Mapping of the lacunar porosity in bone using transmitted light images (A,B) and mapping of site specific lacunar porosity in bone (C1–5). (A) Mask of bone with lacunae. (B) MaskVolume of bone without lacunae. Based on the calculations, the lacunar porosity is 1.1% for the example shown. (C1) Different colors represent different lacunar porosities in specific sites of the cross section. (C2-5) Color plots depicting regions on different cross sections exhibiting characteristic porosities, e.g., 1.78 and 0.65%.

Figure 6

From high resolution maps of different caliber porosities [vascular, lacunar–(A,B)] to generation of matrices representing imaging data (C,D).

Figure 7

Heat maps are generated from random assessment of areas (A), for lacunar and vascular porosity (B) in this case, and depicted as density gradients (C,D), using hot-warm colors (red, orange, yellow) and low density using cool colors (blue, green). Images adapted from Knothe Tate et al. (14) and used with permission.

Figure 8

Application of MADAME to designer dressings and wearables. Modular designs (A) can be scaled up and tuned e.g., for bespoke bandages with spatial and temporal control of drug delivery. (B–D) Directionality of delivery dots and surrounding areas can be controlled by the architecture of the module.
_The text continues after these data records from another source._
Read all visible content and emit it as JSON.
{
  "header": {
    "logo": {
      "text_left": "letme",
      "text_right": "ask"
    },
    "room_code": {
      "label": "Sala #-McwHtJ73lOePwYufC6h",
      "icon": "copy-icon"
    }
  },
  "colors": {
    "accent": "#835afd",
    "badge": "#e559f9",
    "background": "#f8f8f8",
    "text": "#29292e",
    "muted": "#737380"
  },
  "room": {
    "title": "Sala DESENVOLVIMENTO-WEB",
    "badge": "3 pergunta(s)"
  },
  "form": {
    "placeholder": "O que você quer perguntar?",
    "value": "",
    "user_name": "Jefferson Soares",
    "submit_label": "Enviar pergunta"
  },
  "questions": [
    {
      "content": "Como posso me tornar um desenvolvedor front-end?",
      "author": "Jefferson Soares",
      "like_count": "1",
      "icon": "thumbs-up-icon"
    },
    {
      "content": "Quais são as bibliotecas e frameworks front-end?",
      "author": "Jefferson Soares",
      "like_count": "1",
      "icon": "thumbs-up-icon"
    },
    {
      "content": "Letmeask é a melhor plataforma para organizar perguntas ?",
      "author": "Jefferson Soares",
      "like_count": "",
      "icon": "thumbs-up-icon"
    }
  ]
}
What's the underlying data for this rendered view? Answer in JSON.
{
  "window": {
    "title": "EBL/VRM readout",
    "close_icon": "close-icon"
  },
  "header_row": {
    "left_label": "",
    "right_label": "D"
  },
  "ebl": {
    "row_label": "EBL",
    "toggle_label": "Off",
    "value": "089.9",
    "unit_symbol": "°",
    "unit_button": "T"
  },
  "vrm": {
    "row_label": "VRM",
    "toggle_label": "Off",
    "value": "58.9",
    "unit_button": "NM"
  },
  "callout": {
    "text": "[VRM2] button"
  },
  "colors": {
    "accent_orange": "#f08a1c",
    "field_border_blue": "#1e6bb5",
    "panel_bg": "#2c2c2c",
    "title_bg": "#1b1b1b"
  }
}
Scale bars depict fluid velocity, with warm colors indicating flow outwards and cool colors, flow inwards; e.g., pushing on the patch (B,C) results in flow out of the delivery dots. (E) Example of large scale, wearable wound dressing for e.g., burn treatment. Images recreated with permission from (14, 17).

Figure 9

Early example of scale up and rapid prototyping of micron scale systems to emulate smart permeability properties in 1,000x scaled up (cm length scale) system. The intrinsic tissue permeability cannot be measured based on microscopy alone (B). 1,000x scaled up physical renderings of the microscopic data are depicted as inverse microscopy data to encode flow around cells and their networks (A). Virtual renderings of single cells enable analysis of the effect of pericellular matrix permeability on bulk pericellular tissue permeability (C). Only through parallel study of virtual, scaled up physical renderings, and virtual in silico modeling based renderings of the system at different length scales, can the interactions between the elements and bulk properties of the tissue be estimated and validated. These studies were the first of their kind and they paved the way for organ to nano scale maps of human tissues and organs using other imaging modalities. Images used with permission after (28).

Figure 10

Coupled experimental mechanics and modeling studies enable determination of the range of strains on the surface of the human arm typical for daily activities. Digital imaging correlation methods and custom computer code developed for mapping strains in situ on the surface of the periosteum (cf. Figure 3) were used to measures strain on the surface of the arms of three subjects, with and without the presence of a compressive dressing. Strains are mapped at one point in time (one frame of digital video) during flexion and compression of the arm. Figure after (33) and used with permission.